On se promène donc à leur suite, aux côtés du shérif ou de la belle qui tient la boutique de pêche du coin.
Pour découvrir peu à peu, presque nonchalamment, sans trop y penser, la résurgence d'un drame du passé survenu lors du terrible incendie de 1947 qui avait ravagé cette belle région.
Un polar qui change du lot habituel : Stoney Calhoun ne supporte même plus l'alcool et boit du coca depuis son accident !
C'est plutôt sympa, même si parfois on a du mal à croire au héros si gentil et à la si belle héroïne.
Mais ne boudons pas notre plaisir : si l'islandais Arnaldur Indridason nous avait dissuadés à jamais d'aller en Islande, bien au contraire l'américain William G. Tapply semble nous inviter à passer nos prochaines vacances dans le Maine !
À suivre, puisqu'on a lu aussi le deuxième épisode : Casco Bay.

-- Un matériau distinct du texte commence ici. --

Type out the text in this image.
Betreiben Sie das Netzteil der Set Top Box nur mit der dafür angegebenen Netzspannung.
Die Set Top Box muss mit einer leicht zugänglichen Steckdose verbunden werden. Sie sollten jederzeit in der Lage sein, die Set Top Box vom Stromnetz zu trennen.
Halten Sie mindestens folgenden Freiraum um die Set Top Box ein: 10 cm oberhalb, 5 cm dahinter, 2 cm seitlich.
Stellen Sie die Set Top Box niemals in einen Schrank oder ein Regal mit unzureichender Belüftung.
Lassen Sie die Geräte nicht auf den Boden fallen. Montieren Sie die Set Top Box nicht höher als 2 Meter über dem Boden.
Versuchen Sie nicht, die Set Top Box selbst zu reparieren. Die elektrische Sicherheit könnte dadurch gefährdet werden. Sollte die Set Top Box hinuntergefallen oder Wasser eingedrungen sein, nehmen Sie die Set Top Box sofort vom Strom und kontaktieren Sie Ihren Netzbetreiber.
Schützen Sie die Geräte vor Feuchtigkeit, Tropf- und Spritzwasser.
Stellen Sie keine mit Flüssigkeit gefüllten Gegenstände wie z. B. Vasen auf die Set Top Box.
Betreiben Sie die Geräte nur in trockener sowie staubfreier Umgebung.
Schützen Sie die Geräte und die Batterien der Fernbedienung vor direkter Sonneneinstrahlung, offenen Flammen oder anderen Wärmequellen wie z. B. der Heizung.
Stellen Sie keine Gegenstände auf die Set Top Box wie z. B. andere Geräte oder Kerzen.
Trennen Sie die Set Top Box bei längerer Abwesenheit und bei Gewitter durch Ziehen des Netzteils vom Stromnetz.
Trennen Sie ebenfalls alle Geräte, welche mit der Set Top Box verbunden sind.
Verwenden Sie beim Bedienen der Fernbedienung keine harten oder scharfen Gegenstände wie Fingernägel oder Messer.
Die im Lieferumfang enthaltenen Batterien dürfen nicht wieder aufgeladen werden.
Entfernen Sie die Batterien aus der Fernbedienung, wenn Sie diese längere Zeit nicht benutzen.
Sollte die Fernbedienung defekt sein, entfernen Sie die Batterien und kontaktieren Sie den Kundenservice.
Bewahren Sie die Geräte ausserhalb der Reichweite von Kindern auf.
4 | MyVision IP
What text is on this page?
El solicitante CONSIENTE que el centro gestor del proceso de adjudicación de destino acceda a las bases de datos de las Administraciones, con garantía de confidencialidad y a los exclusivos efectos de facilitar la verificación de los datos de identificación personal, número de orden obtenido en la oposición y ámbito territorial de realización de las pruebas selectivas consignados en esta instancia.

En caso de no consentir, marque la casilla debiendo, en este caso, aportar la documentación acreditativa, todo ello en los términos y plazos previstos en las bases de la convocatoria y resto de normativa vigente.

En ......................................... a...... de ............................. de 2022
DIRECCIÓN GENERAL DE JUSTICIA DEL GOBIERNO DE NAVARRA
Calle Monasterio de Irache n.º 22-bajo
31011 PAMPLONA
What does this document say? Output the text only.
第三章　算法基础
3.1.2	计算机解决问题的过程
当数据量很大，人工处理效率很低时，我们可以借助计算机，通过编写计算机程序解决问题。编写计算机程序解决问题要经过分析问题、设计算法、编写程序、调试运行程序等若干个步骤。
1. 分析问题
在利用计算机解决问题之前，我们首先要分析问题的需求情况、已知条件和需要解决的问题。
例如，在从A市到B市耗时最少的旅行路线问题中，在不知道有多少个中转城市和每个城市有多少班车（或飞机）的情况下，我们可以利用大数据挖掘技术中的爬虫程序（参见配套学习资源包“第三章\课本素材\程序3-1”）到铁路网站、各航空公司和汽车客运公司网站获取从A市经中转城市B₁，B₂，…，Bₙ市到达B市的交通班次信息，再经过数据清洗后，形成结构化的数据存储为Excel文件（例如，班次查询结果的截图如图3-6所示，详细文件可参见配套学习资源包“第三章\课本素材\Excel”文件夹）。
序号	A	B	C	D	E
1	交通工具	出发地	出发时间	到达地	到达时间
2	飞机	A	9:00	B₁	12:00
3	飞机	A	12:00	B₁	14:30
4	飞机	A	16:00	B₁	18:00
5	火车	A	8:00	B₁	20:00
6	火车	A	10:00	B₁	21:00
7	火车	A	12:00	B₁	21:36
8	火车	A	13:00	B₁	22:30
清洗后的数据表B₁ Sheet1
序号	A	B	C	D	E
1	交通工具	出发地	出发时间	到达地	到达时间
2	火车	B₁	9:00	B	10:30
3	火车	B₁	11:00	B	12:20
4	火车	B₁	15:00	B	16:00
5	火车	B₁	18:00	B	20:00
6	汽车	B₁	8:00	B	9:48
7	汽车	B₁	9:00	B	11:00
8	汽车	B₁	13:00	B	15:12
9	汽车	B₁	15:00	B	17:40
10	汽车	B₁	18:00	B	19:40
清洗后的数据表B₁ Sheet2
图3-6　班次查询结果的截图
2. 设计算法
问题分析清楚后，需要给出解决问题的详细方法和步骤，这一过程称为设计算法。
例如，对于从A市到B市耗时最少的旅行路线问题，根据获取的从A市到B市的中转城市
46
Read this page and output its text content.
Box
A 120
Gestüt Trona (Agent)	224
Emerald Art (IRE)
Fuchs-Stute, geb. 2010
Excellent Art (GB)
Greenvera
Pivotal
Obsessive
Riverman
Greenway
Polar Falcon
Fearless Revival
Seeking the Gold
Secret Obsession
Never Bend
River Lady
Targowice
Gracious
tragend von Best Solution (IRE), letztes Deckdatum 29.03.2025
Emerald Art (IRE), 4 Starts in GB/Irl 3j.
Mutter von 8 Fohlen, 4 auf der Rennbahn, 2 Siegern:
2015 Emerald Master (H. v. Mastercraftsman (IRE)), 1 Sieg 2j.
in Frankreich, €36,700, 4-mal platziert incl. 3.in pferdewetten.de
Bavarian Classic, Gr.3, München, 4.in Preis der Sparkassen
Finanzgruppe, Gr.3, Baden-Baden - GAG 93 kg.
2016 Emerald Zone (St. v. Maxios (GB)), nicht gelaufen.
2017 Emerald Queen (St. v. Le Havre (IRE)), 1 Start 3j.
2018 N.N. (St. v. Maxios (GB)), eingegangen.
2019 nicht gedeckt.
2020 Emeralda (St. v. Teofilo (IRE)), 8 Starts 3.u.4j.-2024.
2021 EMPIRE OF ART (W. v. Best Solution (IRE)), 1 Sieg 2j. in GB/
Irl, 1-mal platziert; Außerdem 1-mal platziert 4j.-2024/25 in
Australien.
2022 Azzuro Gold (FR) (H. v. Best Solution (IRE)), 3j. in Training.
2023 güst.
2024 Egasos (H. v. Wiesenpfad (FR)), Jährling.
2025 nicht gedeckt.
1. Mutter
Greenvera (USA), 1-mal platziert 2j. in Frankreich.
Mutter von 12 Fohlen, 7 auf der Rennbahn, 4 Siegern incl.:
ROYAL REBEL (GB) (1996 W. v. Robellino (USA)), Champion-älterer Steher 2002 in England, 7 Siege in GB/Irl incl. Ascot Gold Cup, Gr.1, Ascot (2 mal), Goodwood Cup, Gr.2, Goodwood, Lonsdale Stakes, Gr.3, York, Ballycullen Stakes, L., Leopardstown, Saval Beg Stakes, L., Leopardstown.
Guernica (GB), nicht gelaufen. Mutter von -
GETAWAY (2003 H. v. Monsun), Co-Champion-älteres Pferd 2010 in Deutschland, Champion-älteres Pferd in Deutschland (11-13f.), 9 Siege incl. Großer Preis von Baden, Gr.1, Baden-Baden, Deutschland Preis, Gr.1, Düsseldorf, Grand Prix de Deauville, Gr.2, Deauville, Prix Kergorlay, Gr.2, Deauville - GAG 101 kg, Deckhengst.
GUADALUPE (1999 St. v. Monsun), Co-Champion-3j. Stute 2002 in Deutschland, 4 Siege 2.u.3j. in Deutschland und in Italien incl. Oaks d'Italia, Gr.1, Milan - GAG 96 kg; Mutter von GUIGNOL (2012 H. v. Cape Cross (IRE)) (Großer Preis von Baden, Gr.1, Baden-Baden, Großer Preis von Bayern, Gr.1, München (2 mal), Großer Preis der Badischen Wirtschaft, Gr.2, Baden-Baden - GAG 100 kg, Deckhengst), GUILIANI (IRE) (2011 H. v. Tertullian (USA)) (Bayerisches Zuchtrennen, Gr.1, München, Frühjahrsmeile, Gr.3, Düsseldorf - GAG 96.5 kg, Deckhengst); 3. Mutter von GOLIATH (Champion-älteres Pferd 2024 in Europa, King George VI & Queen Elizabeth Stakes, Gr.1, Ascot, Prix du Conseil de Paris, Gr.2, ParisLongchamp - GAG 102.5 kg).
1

Pour celles et ceux qui aiment la pêche à la mouche. 
Gallmeister édite ces 268 pages traduites de l'américain par Camille Fort-Cantony. 
Michel nous l'a fait découvrir. D'autres avis sur Critiques Libres.

samedi 18 octobre 2008

Tête de chien (Morten Ramsland)

Saga nordique.

On avait déjà eu droit à une saga norvégienne avec Le demi-frère, de Lars Saabye Christensen.
Voici une autre saga familiale qui lui ressemble beaucoup.
Tête de chien, du danois (stop, j'évite les mauvais jeux de mots) Morten Ramsland.
Une famille de danois, mais de danois qui oscillent entre la Norvège et le Danemark.
La Norvège n'est pas le seul point commun avec Le demi-frère évoqué plus haut : on retrouve ici la peinture (il est d'ailleurs question de peinture) d'une famille haute en couleurs (décidément) avec par exemple le grand-père, magouilleur collabo puis rescapé des camps allemands, ingénieur naval, qui dessine des plans de bateaux d'inspiration ... cubiste, ce qui lui vaut quelques déboires professionnels.
Ou la grand-mère vieillissante qui se fait expédier des boîtes de conserves emplies de l'air de sa bonne ville de Bergen que la vie et le grand-père l'auront obligée à quitter trop vite.
À travers les années et l'histoire de l'arrière-grand-père, du grand-père, du père et du fils, toute la famille défile sous nos yeux. Avec ses personnages attachants et leurs histoires.
Car Morten Ramsland (qui a écrit également des livres pour la jeunesse) possède l'art de raconter les histoires.
[...] «Dieu est venu cette nuit, et Il a emporté tes chatons.»
Voilà ce qu'avait dit un jour Hans Carlo Petersen, le précédent patron de l'atelier d'encadrement, à sa fille Leila, alors âgée de six ans, en lui tapotant doucement la tête de cette même main qui, la veille au soir, avait mis les sept chatons dans un sac avant de les noyer dans le ruisseau derrière la maison. Leila, à qui son père venait d'offrir une grosse glace, sentit un goût amer se mêler à celui de la crème glacée. Cinq ans plus tard, lorsqu'il vint la chercher chez sa tante maternelle et la conduisit au bord du lac où il acheta la plus grosse glace du marchand, il déclara : «Dieu est venu cette nuit, et Il a emporté ta mère.» Par ces mots, il ne causa pas seulement un profond cha
grin à sa fille, mais il lui inspira une aversion durable à l'égard de Dieu et des sucreries.
Quel talent ! Tout est dit, l'air de rien.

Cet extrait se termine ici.